Ito Kojiro, Tomita Shun, Fujimaki Takahiro, Matsutani Minenosuke, Enomoto Gen, Kajikawa Akinobu, Asai Kei, Yokota Kenji
Department of Agricultural Chemistry, Tokyo University of Agriculture, 1-1-1 Sakuragaoka, Setagaya-ku, Tokyo, 156-8502, Japan.
Bioproduction Research Institute, National Institute of Advanced Industrial Science and Technology (AIST), 2-17-2-1 Tsukisamu-Higashi, Toyohira-ku, Sapporo, Hokkaido, 062-8571, Japan.
Arch Microbiol. 2025 May 30;207(7):163. doi: 10.1007/s00203-025-04357-5.
Bacillus velezensis TCG15 is a bacterial isolate from soil that shows antifungal activity against Aspergillus spp. and Candida spp. This study aimed to characterize its antifungal activity. TCG15 produces cyclic lipopeptides (cLPs), including surfactin A, plipastatin, and bacillomycin L. We obtained the complete sequence of the operon encoding nonribosomal peptide synthetase for bacillomycin L biosynthesis, bmyL operon (bmyLDABC), using genome analysis of TCG15. The bmyLD gene-disrupted mutant did not produce bacillomycin L, plipastatin, or surfactin A. The mutant showed no antifungal activity, indicating an essential role of cLPs. Among the cLPs, bacillomycin L was identified as the key antifungal compound. This activity was enhanced by surfactin A, which showed no antifungal activity alone. These findings suggested that the synergistic interaction between bacillomycin L and surfactin A contributed to the antifungal activity of TCG15.

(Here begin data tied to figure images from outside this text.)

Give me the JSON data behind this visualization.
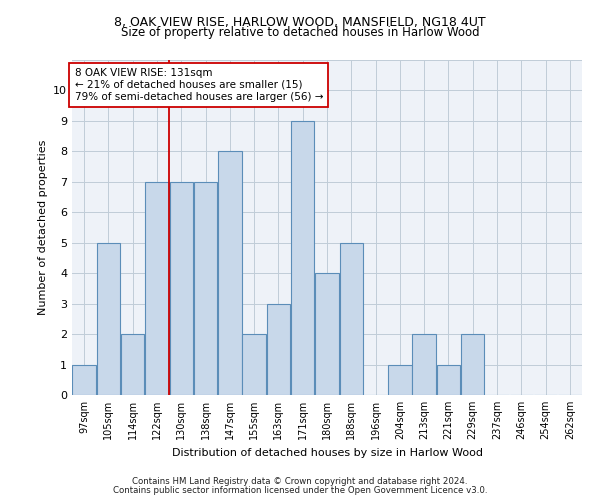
{
  "title1": "8, OAK VIEW RISE, HARLOW WOOD, MANSFIELD, NG18 4UT",
  "title2": "Size of property relative to detached houses in Harlow Wood",
  "xlabel": "Distribution of detached houses by size in Harlow Wood",
  "ylabel": "Number of detached properties",
  "footer1": "Contains HM Land Registry data © Crown copyright and database right 2024.",
  "footer2": "Contains public sector information licensed under the Open Government Licence v3.0.",
  "annotation_line1": "8 OAK VIEW RISE: 131sqm",
  "annotation_line2": "← 21% of detached houses are smaller (15)",
  "annotation_line3": "79% of semi-detached houses are larger (56) →",
  "bar_labels": [
    "97sqm",
    "105sqm",
    "114sqm",
    "122sqm",
    "130sqm",
    "138sqm",
    "147sqm",
    "155sqm",
    "163sqm",
    "171sqm",
    "180sqm",
    "188sqm",
    "196sqm",
    "204sqm",
    "213sqm",
    "221sqm",
    "229sqm",
    "237sqm",
    "246sqm",
    "254sqm",
    "262sqm"
  ],
  "bar_values": [
    1,
    5,
    2,
    7,
    7,
    7,
    8,
    2,
    3,
    9,
    4,
    5,
    0,
    1,
    2,
    1,
    2,
    0,
    0,
    0,
    0
  ],
  "bar_color": "#c8d8ea",
  "bar_edge_color": "#5b8db8",
  "marker_index": 4,
  "marker_color": "#cc0000",
  "ylim": [
    0,
    11
  ],
  "yticks": [
    0,
    1,
    2,
    3,
    4,
    5,
    6,
    7,
    8,
    9,
    10,
    11
  ],
  "grid_color": "#c0ccd8",
  "background_color": "#eef2f8"
}
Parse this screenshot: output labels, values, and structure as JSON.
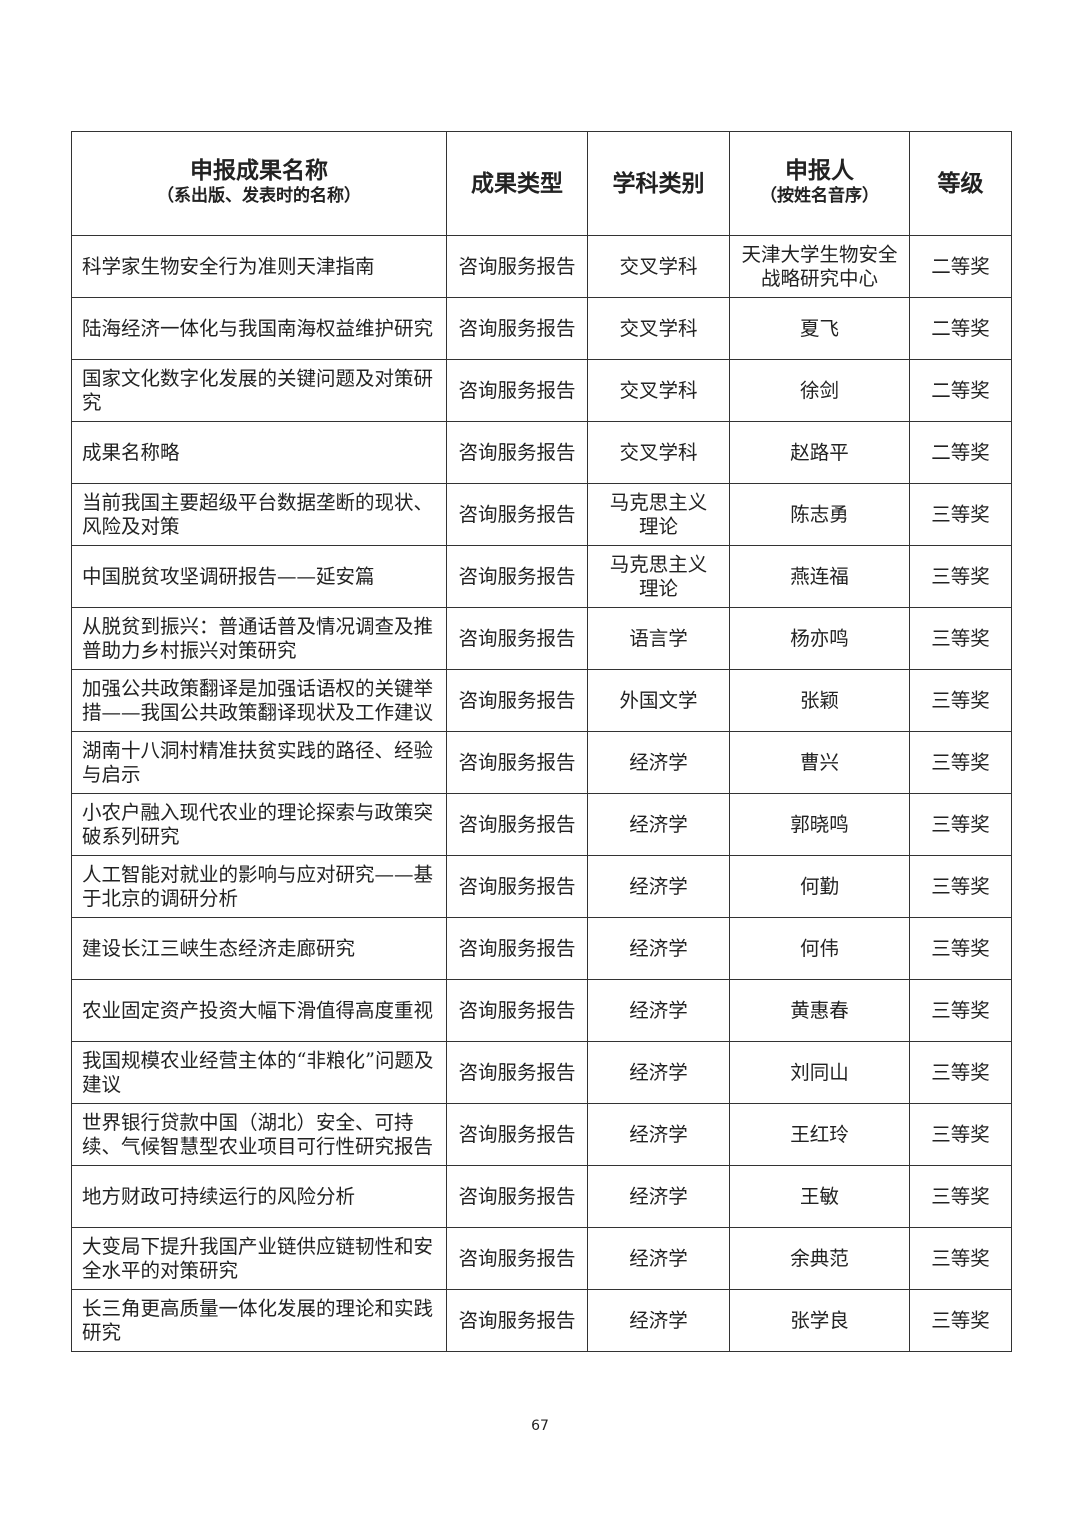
{
  "header": {
    "columns": [
      {
        "title": "申报成果名称",
        "subtitle": "（系出版、发表时的名称）"
      },
      {
        "title": "成果类型"
      },
      {
        "title": "学科类别"
      },
      {
        "title": "申报人",
        "subtitle": "（按姓名音序）"
      },
      {
        "title": "等级"
      }
    ]
  },
  "table": {
    "rows": [
      [
        "科学家生物安全行为准则天津指南",
        "咨询服务报告",
        "交叉学科",
        "天津大学生物安全战略研究中心",
        "二等奖"
      ],
      [
        "陆海经济一体化与我国南海权益维护研究",
        "咨询服务报告",
        "交叉学科",
        "夏飞",
        "二等奖"
      ],
      [
        "国家文化数字化发展的关键问题及对策研究",
        "咨询服务报告",
        "交叉学科",
        "徐剑",
        "二等奖"
      ],
      [
        "成果名称略",
        "咨询服务报告",
        "交叉学科",
        "赵路平",
        "二等奖"
      ],
      [
        "当前我国主要超级平台数据垄断的现状、风险及对策",
        "咨询服务报告",
        "马克思主义理论",
        "陈志勇",
        "三等奖"
      ],
      [
        "中国脱贫攻坚调研报告——延安篇",
        "咨询服务报告",
        "马克思主义理论",
        "燕连福",
        "三等奖"
      ],
      [
        "从脱贫到振兴：普通话普及情况调查及推普助力乡村振兴对策研究",
        "咨询服务报告",
        "语言学",
        "杨亦鸣",
        "三等奖"
      ],
      [
        "加强公共政策翻译是加强话语权的关键举措——我国公共政策翻译现状及工作建议",
        "咨询服务报告",
        "外国文学",
        "张颖",
        "三等奖"
      ],
      [
        "湖南十八洞村精准扶贫实践的路径、经验与启示",
        "咨询服务报告",
        "经济学",
        "曹兴",
        "三等奖"
      ],
      [
        "小农户融入现代农业的理论探索与政策突破系列研究",
        "咨询服务报告",
        "经济学",
        "郭晓鸣",
        "三等奖"
      ],
      [
        "人工智能对就业的影响与应对研究——基于北京的调研分析",
        "咨询服务报告",
        "经济学",
        "何勤",
        "三等奖"
      ],
      [
        "建设长江三峡生态经济走廊研究",
        "咨询服务报告",
        "经济学",
        "何伟",
        "三等奖"
      ],
      [
        "农业固定资产投资大幅下滑值得高度重视",
        "咨询服务报告",
        "经济学",
        "黄惠春",
        "三等奖"
      ],
      [
        "我国规模农业经营主体的“非粮化”问题及建议",
        "咨询服务报告",
        "经济学",
        "刘同山",
        "三等奖"
      ],
      [
        "世界银行贷款中国（湖北）安全、可持续、气候智慧型农业项目可行性研究报告",
        "咨询服务报告",
        "经济学",
        "王红玲",
        "三等奖"
      ],
      [
        "地方财政可持续运行的风险分析",
        "咨询服务报告",
        "经济学",
        "王敏",
        "三等奖"
      ],
      [
        "大变局下提升我国产业链供应链韧性和安全水平的对策研究",
        "咨询服务报告",
        "经济学",
        "余典范",
        "三等奖"
      ],
      [
        "长三角更高质量一体化发展的理论和实践研究",
        "咨询服务报告",
        "经济学",
        "张学良",
        "三等奖"
      ]
    ]
  },
  "footer": {
    "page_number": "67"
  }
}
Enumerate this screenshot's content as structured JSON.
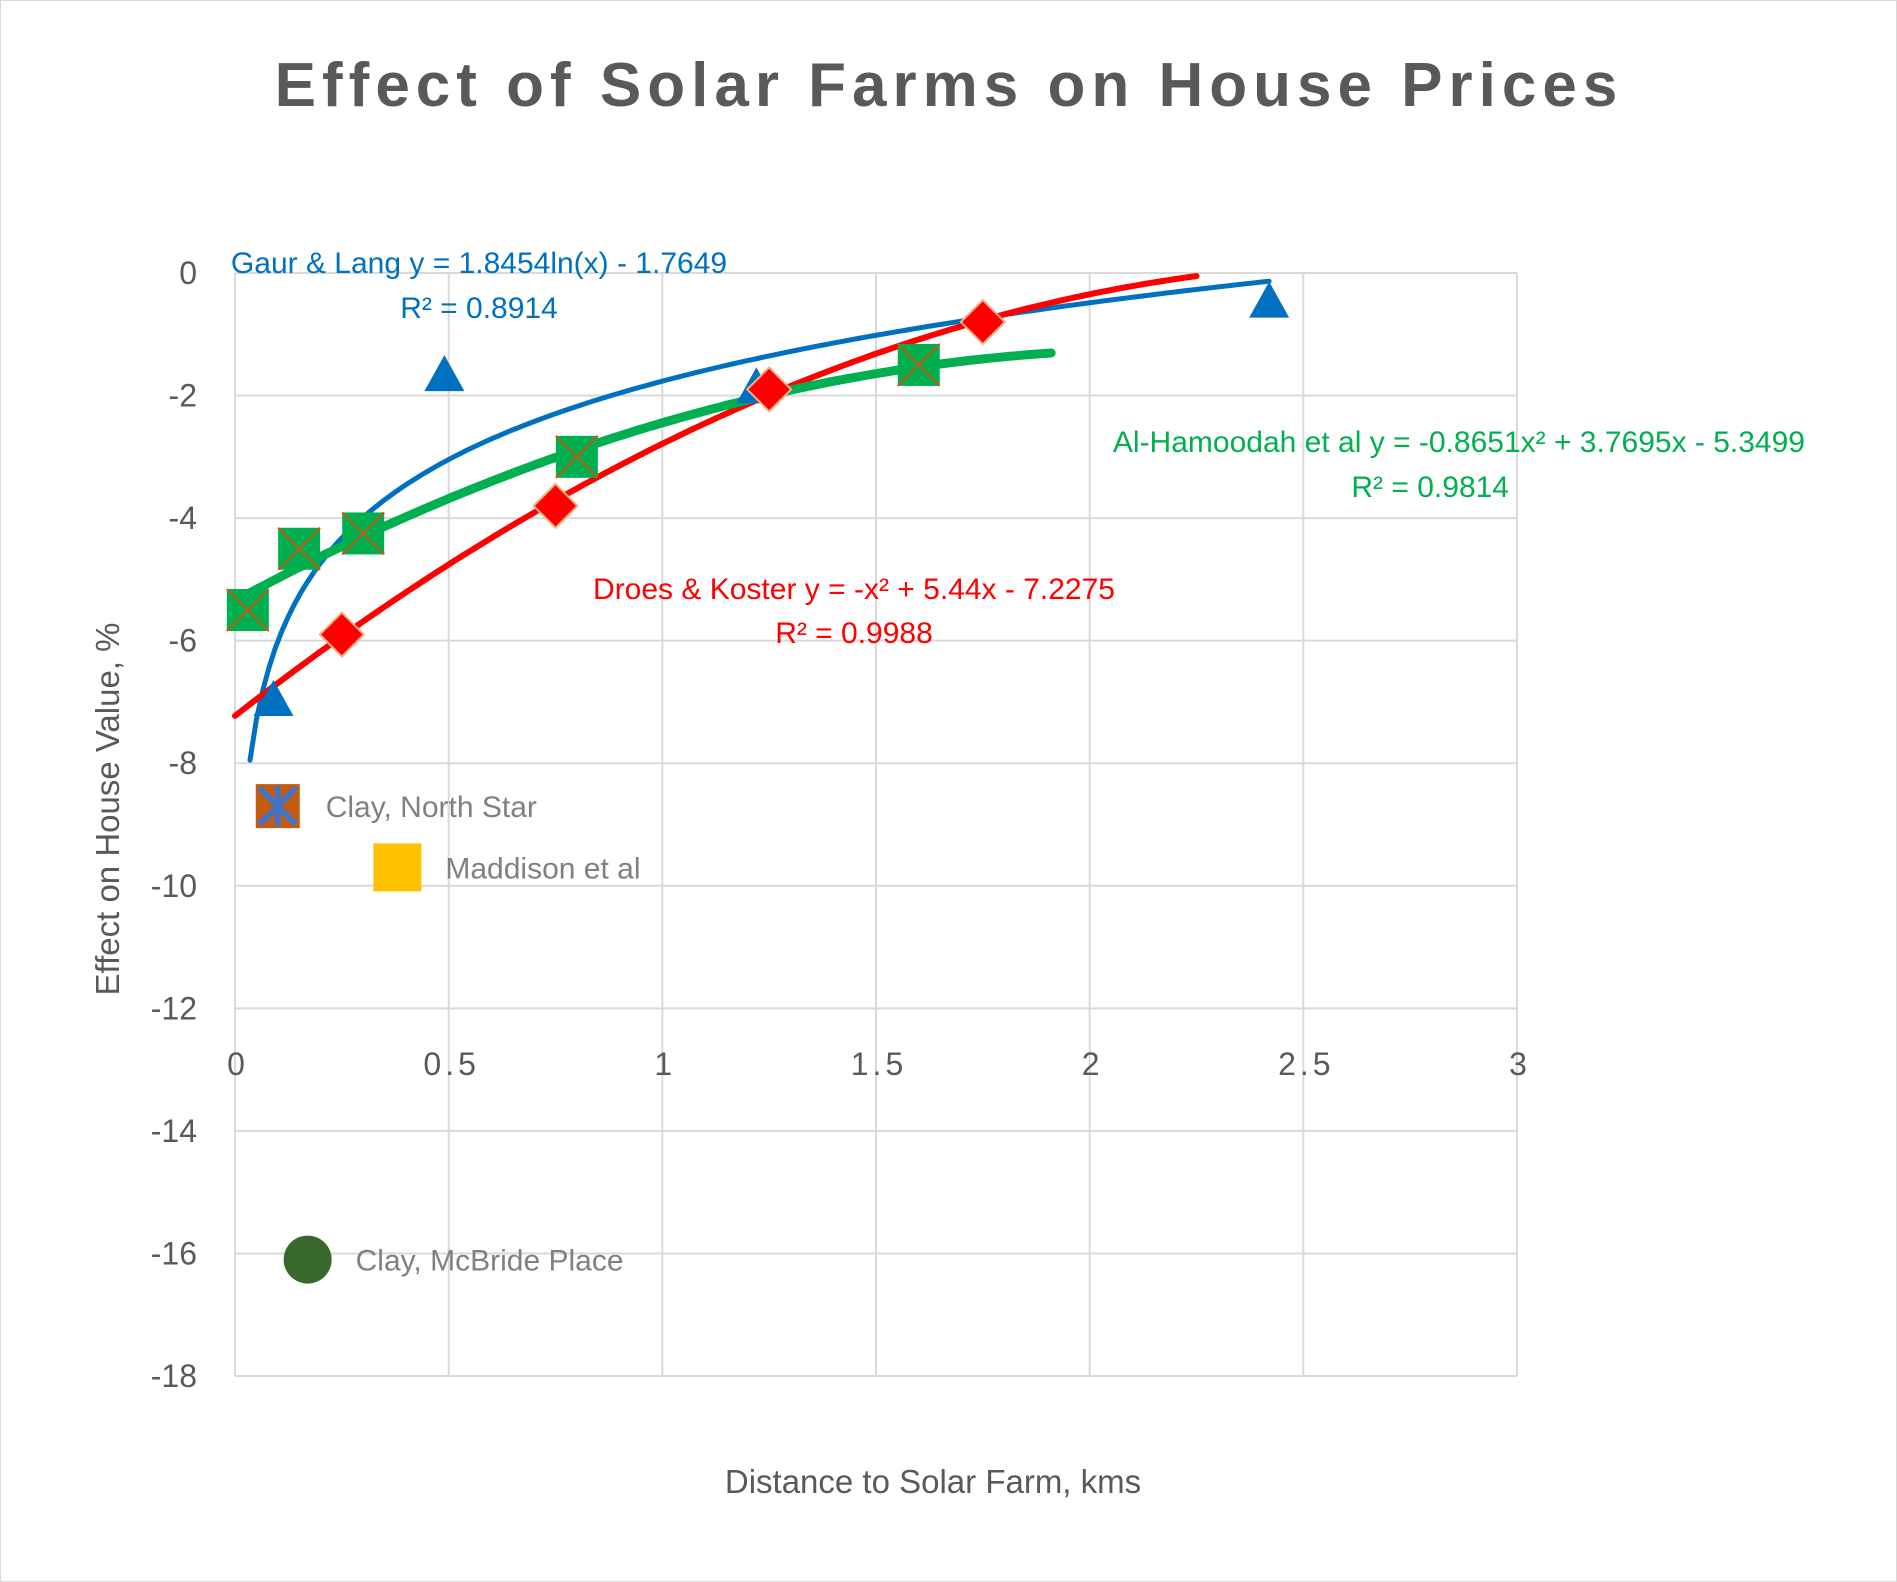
{
  "chart_data": {
    "type": "scatter",
    "title": "Effect of Solar Farms on House Prices",
    "xlabel": "Distance to Solar Farm, kms",
    "ylabel": "Effect on House Value, %",
    "xlim": [
      0,
      3
    ],
    "ylim": [
      -18,
      0
    ],
    "x_ticks": [
      "0",
      "0.5",
      "1",
      "1.5",
      "2",
      "2.5",
      "3"
    ],
    "y_ticks": [
      "0",
      "-2",
      "-4",
      "-6",
      "-8",
      "-10",
      "-12",
      "-14",
      "-16",
      "-18"
    ],
    "grid": true,
    "series": [
      {
        "name": "Gaur & Lang",
        "color": "#0070c0",
        "marker": "triangle",
        "points": [
          [
            0.09,
            -7.0
          ],
          [
            0.49,
            -1.7
          ],
          [
            1.22,
            -1.9
          ],
          [
            2.42,
            -0.5
          ]
        ],
        "trendline": {
          "kind": "log",
          "a": 1.8454,
          "b": -1.7649,
          "x_range": [
            0.035,
            2.42
          ],
          "equation": "Gaur & Lang y = 1.8454ln(x) - 1.7649",
          "r2": "R² = 0.8914"
        }
      },
      {
        "name": "Droes & Koster",
        "color": "#ff0000",
        "marker": "diamond",
        "points": [
          [
            0.25,
            -5.9
          ],
          [
            0.75,
            -3.8
          ],
          [
            1.25,
            -1.9
          ],
          [
            1.75,
            -0.8
          ]
        ],
        "trendline": {
          "kind": "poly2",
          "a": -1,
          "b": 5.44,
          "c": -7.2275,
          "x_range": [
            0,
            2.25
          ],
          "equation": "Droes & Koster y = -x² + 5.44x - 7.2275",
          "r2": "R² = 0.9988"
        }
      },
      {
        "name": "Al-Hamoodah et al",
        "color": "#00b050",
        "marker": "square-x",
        "points": [
          [
            0.03,
            -5.5
          ],
          [
            0.15,
            -4.5
          ],
          [
            0.3,
            -4.25
          ],
          [
            0.8,
            -3.0
          ],
          [
            1.6,
            -1.5
          ]
        ],
        "trendline": {
          "kind": "poly2",
          "a": -0.8651,
          "b": 3.7695,
          "c": -5.3499,
          "x_range": [
            0,
            1.91
          ],
          "equation": "Al-Hamoodah et al y = -0.8651x² + 3.7695x - 5.3499",
          "r2": "R² = 0.9814"
        }
      },
      {
        "name": "Clay, North Star",
        "color": "#c55a11",
        "marker": "square-star",
        "points": [
          [
            0.1,
            -8.7
          ]
        ],
        "label": "Clay, North Star"
      },
      {
        "name": "Maddison et al",
        "color": "#ffc000",
        "marker": "square",
        "points": [
          [
            0.38,
            -9.7
          ]
        ],
        "label": "Maddison et al"
      },
      {
        "name": "Clay, McBride Place",
        "color": "#38682b",
        "marker": "circle",
        "points": [
          [
            0.17,
            -16.1
          ]
        ],
        "label": "Clay, McBride Place"
      }
    ]
  }
}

贝莱斯芽孢杆菌TCG15是从土壤中分离出的一种细菌,对曲霉属和念珠菌属具有抗真菌活性。本研究旨在表征其抗真菌活性。TCG15产生环状脂肽(cLPs),包括表面活性素A、解脂素和杆菌霉素L。我们通过对TCG15的基因组分析,获得了编码杆菌霉素L生物合成的非核糖体肽合成酶操纵子的完整序列,即bmyL操纵子(bmyLDABC)。bmyLD基因破坏突变体不产生杆菌霉素L、解脂素或表面活性素A。该突变体没有抗真菌活性,表明cLPs起着至关重要的作用。在这些cLPs中,杆菌霉素L被确定为关键的抗真菌化合物。表面活性素A可增强这种活性,而表面活性素A单独不具有抗真菌活性。这些发现表明,杆菌霉素L和表面活性素A之间的协同相互作用有助于TCG15的抗真菌活性。